Jak dobrze wiecie mam na imię Misia, mieszkam w Pniewach i opiekuję się dwojgiem Dużych...

i choć czasem wkurzają mnie ci Duzi... na tyle, że muszę schować się w torebce z sianem...
To jednak lubię ich przytulać... ale bez przesady oczywiście...
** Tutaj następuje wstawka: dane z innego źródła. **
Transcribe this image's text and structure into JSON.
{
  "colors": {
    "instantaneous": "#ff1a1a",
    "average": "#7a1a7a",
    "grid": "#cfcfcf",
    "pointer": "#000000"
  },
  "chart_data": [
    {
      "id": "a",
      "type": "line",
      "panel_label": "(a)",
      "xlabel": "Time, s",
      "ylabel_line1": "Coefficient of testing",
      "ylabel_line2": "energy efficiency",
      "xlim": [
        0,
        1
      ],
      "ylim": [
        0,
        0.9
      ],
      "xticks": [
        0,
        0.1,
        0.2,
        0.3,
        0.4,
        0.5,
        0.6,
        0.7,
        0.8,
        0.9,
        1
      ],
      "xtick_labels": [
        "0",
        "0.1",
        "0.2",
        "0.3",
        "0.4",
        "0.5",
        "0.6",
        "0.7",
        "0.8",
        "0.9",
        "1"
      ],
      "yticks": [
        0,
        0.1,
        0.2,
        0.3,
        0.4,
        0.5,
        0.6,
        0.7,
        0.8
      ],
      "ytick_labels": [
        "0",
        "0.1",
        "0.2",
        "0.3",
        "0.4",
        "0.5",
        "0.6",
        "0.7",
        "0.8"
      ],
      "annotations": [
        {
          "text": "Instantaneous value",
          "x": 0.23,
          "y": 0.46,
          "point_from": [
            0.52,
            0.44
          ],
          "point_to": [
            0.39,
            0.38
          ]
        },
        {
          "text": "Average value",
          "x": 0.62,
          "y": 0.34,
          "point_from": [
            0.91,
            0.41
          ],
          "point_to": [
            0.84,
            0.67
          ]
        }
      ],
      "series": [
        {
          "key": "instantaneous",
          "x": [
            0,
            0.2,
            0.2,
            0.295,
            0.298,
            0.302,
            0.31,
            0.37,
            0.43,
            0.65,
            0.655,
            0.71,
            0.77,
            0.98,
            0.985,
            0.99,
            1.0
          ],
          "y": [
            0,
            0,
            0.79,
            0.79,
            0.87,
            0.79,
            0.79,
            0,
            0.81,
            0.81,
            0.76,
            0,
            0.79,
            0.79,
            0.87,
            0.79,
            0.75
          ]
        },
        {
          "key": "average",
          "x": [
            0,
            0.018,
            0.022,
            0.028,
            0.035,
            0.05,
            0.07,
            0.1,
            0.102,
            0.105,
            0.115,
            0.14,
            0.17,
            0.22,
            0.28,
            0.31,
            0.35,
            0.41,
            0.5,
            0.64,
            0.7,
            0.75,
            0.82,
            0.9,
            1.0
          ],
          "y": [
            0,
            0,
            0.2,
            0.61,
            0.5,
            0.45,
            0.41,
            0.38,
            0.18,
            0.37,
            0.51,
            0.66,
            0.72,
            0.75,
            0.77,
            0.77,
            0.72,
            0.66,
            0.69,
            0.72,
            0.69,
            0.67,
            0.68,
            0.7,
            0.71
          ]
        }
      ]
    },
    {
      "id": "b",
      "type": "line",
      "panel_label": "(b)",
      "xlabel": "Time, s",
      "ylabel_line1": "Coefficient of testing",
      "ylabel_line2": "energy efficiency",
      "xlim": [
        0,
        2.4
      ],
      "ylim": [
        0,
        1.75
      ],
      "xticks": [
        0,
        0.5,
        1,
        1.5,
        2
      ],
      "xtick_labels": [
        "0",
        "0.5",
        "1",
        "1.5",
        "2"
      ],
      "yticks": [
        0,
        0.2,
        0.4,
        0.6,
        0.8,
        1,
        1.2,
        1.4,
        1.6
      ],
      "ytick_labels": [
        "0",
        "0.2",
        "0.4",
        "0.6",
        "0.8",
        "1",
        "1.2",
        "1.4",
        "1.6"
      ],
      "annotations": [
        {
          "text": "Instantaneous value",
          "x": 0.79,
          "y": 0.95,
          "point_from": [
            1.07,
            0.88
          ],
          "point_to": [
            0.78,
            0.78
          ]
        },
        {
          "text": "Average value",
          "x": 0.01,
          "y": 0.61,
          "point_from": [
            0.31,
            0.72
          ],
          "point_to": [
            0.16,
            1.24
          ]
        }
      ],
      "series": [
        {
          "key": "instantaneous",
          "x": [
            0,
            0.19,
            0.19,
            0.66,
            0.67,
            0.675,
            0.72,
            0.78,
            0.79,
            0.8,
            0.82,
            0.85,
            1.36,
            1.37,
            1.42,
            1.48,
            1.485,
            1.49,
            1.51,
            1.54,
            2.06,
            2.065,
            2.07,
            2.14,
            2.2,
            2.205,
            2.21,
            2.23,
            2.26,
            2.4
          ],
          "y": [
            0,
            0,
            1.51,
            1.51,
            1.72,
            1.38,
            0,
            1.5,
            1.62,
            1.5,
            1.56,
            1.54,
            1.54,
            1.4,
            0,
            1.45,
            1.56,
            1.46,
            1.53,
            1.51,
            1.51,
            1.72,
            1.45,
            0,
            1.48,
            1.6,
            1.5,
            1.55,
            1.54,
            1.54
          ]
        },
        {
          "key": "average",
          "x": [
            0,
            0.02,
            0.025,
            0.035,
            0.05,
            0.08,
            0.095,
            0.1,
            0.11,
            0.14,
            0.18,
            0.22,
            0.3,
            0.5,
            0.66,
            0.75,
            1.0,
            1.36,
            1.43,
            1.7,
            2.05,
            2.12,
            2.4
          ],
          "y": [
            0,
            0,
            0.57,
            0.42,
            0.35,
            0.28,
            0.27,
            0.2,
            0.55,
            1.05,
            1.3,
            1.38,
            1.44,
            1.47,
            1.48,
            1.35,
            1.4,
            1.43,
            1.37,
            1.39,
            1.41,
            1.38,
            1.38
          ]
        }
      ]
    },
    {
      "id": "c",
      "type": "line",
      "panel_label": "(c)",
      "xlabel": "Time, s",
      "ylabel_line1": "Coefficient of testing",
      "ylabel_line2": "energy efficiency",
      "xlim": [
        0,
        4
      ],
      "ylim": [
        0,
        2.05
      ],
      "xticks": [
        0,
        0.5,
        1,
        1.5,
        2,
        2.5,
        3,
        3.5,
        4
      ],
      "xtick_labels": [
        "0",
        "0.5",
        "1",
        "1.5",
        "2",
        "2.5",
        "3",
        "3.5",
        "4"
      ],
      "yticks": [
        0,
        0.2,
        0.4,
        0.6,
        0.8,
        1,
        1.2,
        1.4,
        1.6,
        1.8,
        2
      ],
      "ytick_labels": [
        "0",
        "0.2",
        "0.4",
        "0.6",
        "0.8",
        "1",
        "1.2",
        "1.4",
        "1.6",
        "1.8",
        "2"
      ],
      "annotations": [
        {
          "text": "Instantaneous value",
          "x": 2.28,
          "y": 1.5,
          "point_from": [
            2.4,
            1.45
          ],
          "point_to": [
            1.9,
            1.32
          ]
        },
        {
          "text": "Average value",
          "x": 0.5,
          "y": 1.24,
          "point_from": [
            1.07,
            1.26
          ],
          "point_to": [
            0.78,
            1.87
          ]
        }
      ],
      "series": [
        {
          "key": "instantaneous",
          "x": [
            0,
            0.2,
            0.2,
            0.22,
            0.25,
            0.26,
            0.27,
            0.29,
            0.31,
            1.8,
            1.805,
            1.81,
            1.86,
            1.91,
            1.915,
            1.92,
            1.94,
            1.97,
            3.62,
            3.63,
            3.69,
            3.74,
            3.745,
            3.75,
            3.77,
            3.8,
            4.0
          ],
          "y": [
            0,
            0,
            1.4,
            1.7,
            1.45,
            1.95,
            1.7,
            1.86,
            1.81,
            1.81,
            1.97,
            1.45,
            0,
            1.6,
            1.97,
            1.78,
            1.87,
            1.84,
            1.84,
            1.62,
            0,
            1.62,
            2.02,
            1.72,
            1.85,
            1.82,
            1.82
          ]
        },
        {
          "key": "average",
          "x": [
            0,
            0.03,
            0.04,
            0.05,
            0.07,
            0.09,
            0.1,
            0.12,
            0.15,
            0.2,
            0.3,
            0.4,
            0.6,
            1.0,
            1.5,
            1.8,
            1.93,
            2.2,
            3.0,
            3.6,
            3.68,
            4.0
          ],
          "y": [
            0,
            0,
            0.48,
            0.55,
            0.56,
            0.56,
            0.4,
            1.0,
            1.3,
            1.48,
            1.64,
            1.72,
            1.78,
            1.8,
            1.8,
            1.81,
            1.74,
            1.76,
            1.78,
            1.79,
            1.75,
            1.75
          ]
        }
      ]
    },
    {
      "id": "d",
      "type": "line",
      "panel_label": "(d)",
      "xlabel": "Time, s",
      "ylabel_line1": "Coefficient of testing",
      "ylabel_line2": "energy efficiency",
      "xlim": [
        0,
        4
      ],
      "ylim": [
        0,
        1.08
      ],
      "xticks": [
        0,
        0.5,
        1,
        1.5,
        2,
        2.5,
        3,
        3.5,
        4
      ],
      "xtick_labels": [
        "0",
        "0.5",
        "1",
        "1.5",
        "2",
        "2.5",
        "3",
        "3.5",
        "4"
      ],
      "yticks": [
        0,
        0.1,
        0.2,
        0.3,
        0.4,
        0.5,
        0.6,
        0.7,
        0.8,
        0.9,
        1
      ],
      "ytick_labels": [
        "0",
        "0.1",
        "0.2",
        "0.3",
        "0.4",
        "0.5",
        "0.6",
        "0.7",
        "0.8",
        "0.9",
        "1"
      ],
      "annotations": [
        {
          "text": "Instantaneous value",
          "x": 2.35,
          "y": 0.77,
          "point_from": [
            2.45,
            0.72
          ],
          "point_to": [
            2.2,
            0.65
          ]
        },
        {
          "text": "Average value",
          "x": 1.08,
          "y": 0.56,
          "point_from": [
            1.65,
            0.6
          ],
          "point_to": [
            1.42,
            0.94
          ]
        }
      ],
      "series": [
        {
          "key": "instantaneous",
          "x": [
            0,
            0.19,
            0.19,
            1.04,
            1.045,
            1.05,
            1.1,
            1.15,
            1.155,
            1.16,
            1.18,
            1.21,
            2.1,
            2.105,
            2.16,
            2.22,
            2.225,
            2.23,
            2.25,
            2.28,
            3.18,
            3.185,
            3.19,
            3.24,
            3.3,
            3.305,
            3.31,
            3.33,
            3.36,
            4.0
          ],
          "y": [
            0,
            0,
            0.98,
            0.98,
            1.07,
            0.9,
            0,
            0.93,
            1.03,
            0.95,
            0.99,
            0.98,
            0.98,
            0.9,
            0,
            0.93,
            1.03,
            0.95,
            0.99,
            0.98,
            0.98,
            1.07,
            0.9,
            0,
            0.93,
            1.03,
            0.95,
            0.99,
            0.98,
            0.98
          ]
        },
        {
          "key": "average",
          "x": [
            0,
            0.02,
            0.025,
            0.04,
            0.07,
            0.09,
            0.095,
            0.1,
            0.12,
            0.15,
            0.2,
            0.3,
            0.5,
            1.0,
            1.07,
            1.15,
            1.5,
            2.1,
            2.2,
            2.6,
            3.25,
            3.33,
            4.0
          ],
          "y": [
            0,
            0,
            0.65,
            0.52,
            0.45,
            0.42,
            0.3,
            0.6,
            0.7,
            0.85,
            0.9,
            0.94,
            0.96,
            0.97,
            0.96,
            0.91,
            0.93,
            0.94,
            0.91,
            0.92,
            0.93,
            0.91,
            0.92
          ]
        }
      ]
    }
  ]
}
Oj, przepraszam... jaka ja niegrzeczna... siedzę w tej klatce i jem.... już do was wychodzę:

Jednak to nie o tym chciałam wam opowiedzieć....
Otóż zanim Duzi zamieszkali ze świnką, mieli już wcześniej innego zwierzaczka. Ów zwierzaczek ma na imię Stefan i jest bardzo nieśmiały...
No Stefciu pokaż się Państwu...

Cóż ma trochę głupkowaty wyraz pyszczka, ale to całkiem porządny gość.
Pełni w naszym domu bardzo ważną rolę...
Cóż wstyd się przyznać, ale jestem straaaasznym cholerykiem i nie lubię jak na podłodze leżą zwoje kabli

albo jak jakiś bezpańsko dynda ze ściany
Mój kolega Stefan... nawiasem strasznie małomówny... ma za zadanie ukrywać przede mną największe skupisko wstrętnych kabli...

Gdyby nie on to bym dopiero im pokazała.
Jednak dzięki niemu mogę spokojnie z Wami rozmawiać

Aha, o tego psa który stoi obok mnie nie pytajcie... on akurat jest sztuczny.